Several yoga studies have shown benefits for cancer survivors dealing with CRF. In addition to improving the fatigue symptoms, the subjects receiving the yoga intervention also maintained a healthier diurnal cortisol slope and improved heart rate variability.

A major study led by Dr. Janice Kiecolt-Glaser, the Director of the Ohio State Institute for Behavioral Medicine, published in the Journal of Clinical Oncology in 2014 was “Yoga’s Impact on Inflammation, Mood and Fatigue.”  Over three months, 200 women with breast cancer participated in a twice weekly yoga group vs. a wait-list control group.  The study demonstrated yoga’s positive impact on sleep in cancer survivors, with the yoga group reporting 41% less fatigue, higher vitality, and a decrease in pro-inflammatory substances.

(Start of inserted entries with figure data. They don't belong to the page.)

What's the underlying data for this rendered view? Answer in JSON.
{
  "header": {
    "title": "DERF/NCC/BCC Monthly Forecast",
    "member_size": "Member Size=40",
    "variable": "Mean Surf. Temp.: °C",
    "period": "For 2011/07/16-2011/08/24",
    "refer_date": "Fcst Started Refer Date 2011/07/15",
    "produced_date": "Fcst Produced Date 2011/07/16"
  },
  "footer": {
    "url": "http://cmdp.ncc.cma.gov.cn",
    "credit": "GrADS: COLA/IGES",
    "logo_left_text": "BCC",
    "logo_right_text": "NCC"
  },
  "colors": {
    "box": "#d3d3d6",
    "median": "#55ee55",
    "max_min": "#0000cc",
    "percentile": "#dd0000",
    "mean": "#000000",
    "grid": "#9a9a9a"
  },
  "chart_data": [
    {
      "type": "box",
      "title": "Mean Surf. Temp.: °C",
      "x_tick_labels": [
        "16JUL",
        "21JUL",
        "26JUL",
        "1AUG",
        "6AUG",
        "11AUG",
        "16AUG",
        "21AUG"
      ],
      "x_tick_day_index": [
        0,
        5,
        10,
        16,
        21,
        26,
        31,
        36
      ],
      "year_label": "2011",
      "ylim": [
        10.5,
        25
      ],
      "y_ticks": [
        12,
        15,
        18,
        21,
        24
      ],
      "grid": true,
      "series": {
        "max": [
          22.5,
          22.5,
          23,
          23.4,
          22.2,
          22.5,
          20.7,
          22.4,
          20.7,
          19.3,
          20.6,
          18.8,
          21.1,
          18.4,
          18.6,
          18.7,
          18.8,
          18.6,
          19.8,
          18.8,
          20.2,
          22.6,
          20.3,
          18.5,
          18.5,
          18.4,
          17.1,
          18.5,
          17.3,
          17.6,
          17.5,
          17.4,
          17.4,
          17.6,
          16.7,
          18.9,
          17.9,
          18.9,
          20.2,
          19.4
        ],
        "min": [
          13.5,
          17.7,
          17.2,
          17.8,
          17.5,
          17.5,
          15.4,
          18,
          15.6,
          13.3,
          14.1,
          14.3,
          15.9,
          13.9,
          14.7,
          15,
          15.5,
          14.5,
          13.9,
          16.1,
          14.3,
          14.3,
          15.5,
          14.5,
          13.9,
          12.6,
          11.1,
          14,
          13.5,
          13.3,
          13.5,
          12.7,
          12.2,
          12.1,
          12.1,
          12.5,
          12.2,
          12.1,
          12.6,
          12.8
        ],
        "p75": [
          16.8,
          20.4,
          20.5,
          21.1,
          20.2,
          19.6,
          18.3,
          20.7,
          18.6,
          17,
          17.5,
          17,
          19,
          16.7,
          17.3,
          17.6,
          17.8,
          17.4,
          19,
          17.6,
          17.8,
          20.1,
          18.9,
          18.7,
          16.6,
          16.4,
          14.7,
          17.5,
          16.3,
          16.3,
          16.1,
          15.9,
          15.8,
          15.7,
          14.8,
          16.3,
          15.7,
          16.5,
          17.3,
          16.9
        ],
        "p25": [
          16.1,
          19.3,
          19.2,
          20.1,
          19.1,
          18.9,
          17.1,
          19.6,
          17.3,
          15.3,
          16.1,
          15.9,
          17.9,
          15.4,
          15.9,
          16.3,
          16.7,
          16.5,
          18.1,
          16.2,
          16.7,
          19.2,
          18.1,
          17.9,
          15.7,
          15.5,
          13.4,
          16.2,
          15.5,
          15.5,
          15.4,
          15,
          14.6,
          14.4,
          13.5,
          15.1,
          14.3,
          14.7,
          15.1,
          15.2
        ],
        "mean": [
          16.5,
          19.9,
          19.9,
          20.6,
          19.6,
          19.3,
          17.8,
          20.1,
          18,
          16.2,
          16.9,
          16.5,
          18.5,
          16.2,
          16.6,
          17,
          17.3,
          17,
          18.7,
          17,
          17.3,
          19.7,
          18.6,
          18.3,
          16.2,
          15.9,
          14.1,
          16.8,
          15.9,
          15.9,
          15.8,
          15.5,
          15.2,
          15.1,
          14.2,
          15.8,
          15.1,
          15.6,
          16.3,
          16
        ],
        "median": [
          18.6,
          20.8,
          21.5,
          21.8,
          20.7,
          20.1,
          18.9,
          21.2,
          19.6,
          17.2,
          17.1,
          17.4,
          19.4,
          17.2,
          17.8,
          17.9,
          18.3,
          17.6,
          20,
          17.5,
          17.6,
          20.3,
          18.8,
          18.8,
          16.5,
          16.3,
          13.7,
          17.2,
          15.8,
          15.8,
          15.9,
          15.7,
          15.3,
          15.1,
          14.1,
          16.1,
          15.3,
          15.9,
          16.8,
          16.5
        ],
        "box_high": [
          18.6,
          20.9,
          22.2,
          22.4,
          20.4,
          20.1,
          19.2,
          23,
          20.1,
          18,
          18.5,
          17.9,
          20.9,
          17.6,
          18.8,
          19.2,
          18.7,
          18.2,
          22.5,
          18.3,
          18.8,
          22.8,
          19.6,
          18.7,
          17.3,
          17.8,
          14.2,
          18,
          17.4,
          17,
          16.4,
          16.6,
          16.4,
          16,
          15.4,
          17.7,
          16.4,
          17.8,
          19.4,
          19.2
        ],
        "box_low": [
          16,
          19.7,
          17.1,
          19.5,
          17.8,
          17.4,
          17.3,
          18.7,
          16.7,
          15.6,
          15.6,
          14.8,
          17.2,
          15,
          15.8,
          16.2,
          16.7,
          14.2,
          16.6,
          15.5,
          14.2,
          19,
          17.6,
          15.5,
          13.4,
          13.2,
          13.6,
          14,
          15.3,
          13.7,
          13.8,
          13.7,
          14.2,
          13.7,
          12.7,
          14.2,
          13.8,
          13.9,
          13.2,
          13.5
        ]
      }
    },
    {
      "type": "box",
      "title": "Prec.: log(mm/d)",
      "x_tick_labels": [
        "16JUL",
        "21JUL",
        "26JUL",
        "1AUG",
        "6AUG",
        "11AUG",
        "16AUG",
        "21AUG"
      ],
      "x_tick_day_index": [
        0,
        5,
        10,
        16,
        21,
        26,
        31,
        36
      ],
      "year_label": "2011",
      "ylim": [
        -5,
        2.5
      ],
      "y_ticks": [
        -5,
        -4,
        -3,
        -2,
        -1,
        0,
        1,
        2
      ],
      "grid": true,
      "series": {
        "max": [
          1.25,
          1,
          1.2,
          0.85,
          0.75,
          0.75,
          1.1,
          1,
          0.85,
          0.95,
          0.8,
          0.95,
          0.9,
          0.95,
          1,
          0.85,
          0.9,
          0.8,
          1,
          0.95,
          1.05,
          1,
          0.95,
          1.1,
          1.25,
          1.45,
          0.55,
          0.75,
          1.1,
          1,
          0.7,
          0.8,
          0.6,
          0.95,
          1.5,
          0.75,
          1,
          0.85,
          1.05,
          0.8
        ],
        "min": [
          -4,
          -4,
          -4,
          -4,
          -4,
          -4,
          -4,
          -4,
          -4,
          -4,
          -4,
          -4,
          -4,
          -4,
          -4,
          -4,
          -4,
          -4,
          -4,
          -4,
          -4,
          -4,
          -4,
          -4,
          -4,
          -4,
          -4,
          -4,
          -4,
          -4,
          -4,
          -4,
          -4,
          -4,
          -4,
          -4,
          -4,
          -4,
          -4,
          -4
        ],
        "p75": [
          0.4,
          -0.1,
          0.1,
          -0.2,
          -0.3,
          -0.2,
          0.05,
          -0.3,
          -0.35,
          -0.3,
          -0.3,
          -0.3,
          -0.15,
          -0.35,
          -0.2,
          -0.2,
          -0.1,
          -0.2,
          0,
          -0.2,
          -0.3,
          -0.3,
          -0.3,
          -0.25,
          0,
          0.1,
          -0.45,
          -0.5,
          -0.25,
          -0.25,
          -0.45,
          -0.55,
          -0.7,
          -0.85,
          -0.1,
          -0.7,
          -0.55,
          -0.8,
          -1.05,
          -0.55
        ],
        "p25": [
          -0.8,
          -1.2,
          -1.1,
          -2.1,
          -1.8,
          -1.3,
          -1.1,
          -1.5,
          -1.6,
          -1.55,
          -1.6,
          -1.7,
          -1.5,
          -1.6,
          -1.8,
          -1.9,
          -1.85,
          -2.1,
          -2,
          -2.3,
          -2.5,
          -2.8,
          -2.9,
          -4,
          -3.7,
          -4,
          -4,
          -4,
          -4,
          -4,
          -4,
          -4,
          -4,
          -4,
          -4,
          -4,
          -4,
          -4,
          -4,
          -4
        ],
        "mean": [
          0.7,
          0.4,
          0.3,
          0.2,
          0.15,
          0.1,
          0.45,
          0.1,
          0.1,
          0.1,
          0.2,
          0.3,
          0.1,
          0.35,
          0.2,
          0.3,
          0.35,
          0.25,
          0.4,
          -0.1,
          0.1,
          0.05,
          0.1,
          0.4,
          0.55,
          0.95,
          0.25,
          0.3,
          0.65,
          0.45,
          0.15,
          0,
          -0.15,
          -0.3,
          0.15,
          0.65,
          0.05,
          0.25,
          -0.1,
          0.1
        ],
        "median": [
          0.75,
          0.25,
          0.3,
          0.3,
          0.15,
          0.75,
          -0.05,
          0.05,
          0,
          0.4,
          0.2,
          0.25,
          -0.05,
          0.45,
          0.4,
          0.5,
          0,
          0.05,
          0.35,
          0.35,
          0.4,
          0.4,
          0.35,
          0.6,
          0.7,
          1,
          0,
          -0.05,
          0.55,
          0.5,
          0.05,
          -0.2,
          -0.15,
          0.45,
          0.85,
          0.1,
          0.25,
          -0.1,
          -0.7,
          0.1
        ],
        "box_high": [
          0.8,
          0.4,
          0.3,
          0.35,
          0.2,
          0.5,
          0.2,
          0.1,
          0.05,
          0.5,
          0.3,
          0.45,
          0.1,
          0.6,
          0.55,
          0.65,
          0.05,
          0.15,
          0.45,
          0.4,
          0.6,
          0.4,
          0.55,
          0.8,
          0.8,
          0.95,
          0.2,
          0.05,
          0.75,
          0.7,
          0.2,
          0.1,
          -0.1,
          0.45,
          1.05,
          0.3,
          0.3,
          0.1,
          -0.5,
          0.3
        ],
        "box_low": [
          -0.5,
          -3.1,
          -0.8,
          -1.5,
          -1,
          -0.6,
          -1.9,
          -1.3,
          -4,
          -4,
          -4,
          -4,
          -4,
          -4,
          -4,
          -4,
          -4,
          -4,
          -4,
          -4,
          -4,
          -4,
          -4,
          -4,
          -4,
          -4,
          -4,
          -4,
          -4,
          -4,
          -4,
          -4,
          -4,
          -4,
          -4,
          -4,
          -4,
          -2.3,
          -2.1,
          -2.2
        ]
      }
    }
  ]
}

Kiecolt-Glaser said the findings show that “yoga itself was the biggest cause of the positive changes” and pointed out that compared to other treatments for fatigue, inflammation and mood, yoga doesn’t have dangerous side effects.  Kiecolt-Glaser said in an interview with, “It’s an intervention that offers many benefits and has little downside when done with good supervision.”

Qigong/Tai Chi

Several studies support the use of various versions of Tai Chi and Qigong for cancer survivors. In a study by Larkey, et al, published in Annals of Behavioral Medicine in 2015, fatigue decreased significantly in the group that practiced “Qigong/Tai Chi Easy.”